Potter's Field


Matthew 27: 1-10

3 When Y’hudah, who had betrayed him, saw that Yeshua had been condemned, he was seized with remorse and returned the thirty silver coins to the head cohanim and elders, 4 saying, “I sinned in betraying an innocent man to death.” “What is that to us?” they answered. “That’s your problem.” 5 Hurling the pieces of silver into the sanctuary, he left; then he went off and hanged himself. 6 The head cohanim took the silver coins and said, “It is prohibited to put this into the Temple treasury, because it is blood money.” 7 So they decided to use it to buy the potter’s field as a cemetery for foreigners.

Wow. Just….wow.

Blood money.  The priests seem to have been unaware of the irony that it was their own actions which tainted the money in the first place. It also seems that it never occurred to them that their own agent would repudiate them by returning the money. Talk about cognitive dissonance!

‘Dirty’ money; ‘blood’ money; ‘tainted’ money; ‘toxic’ money; money ‘laundering’—

From a blog post about George Bernard Shaw’s play Major Barbara; to debates about charities accepting money from nefarious or ‘politically incorrect’ sources; to the psychological ramifications of how we view money in a cultural context, it’s all about our conviction that money somehow absorbs our intentions and develops a kind of derivative life of its own.

I remembered a story about a cop who lost his job because, after a man he was arresting spit on his uniform, he took the pocket change from the man and told him it was to pay for his dry cleaning. I heard this story in an ethics class when I was in the police academy, where the point was hammered home that no matter what, no police officer can ever render judgment on his or her own account.

I also remembered a powerful story that comes from a series of novels called the Dresden Files, by Jim Butcher. Butcher invented a class of demons known as Denarians, whose spirits are tied to the thirty denarii that were paid to Judas. These demons are fallen angels who gain possession of a person’s soul when that person takes up one of the original denarius coins used to pay Judas to betray Jesus.

So that brings us back to Judas and his tainted money. He had to get rid of that money, because it was whispering awful things to him. What does he do with it? He tries to give it back but the priests refuse and tell him it has nothing to do with them, it’s his problem. So he throws it into the sanctuary. How symbolic is that? He tries to give his guilt away, tries to use God to launder his dirty money. The priests won’t have it; instead they use the money to buy a field to bury strangers in. A potter’s field, full of clay and no good for growing anything.

I couldn’t help but wonder how it would have turned out if Judas had betrayed Jesus for free, and never taken the money. I think that the “blood money” magnified his guilt and twisted his understanding; contaminated his conscience and polluted his principles.
Another interesting thing: Blood money is defined as money paid to compensate the family of a murder victim, as well as money paid to a hired killer. Jewish law forbids the payment of blood money to families of victims because Judaism holds that a person’s life belongs to God, and so can’t be paid for with human money.
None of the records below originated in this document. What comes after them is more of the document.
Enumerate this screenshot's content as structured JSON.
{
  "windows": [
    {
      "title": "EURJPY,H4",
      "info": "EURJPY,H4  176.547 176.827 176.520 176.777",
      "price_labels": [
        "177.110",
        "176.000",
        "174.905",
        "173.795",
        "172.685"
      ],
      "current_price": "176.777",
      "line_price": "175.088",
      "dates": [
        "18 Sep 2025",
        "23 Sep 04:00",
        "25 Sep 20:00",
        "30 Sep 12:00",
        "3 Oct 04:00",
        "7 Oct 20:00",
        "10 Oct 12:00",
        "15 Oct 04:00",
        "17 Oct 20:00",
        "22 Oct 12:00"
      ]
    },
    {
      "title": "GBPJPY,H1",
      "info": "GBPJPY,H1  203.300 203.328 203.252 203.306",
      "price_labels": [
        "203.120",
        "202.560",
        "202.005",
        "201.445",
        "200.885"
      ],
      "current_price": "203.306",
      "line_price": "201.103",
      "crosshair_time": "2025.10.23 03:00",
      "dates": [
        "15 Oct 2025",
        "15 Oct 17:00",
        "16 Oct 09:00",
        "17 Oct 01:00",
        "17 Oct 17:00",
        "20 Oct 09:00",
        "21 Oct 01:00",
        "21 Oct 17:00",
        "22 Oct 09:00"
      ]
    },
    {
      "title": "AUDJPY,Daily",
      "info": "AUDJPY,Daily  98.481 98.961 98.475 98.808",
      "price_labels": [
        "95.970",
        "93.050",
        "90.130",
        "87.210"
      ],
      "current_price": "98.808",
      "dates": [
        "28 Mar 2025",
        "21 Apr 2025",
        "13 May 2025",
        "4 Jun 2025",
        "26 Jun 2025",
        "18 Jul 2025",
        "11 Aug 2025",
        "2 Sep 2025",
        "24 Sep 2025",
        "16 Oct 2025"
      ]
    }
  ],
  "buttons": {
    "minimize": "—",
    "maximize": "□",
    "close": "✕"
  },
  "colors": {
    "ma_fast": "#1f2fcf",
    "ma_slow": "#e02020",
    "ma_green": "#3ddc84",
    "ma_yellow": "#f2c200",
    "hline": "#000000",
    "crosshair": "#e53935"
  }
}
So in that sense, if the priests paid Judas the money to compensate Jesus’s disciples and family for his death, and not because they were hiring him to betray Jesus, that puts a different twist on things. It was still blood money, even if it was before the fact. The priests would have known they were breaking the law when they gave the money to Judas. So, when he tried to give it back, it would have been an appalling indictment against them, and when he threw it down in the sanctuary, it would have been a kind of twisted justice. Then when Judas went away and hanged himself, that would have been the seal on their guilt. Poor priests. There was no way out for them.

And what about the symbolism of using this tainted money to buy the potter’s field: a field that was good for nothing but burying foreigners and strangers; disposing of the bodies of those who didn’t belong; discarding the remains of the unnamed, unwanted and unloved?

Talk about memorializing despair, loneliness, and grief— but what else could they do?


Regret—

Things we can’t take back.

Things we can’t give back.

Filth that won’t wash off.

Memories that haunt us.

Ghosts that smell like money.

Money that smells like ghosts.

Where do we fling our deceitful dollars?

What do we buy with our contaminated cash?

Where do we bury our unnamable shame? 


I know where the Potter digs for Clay.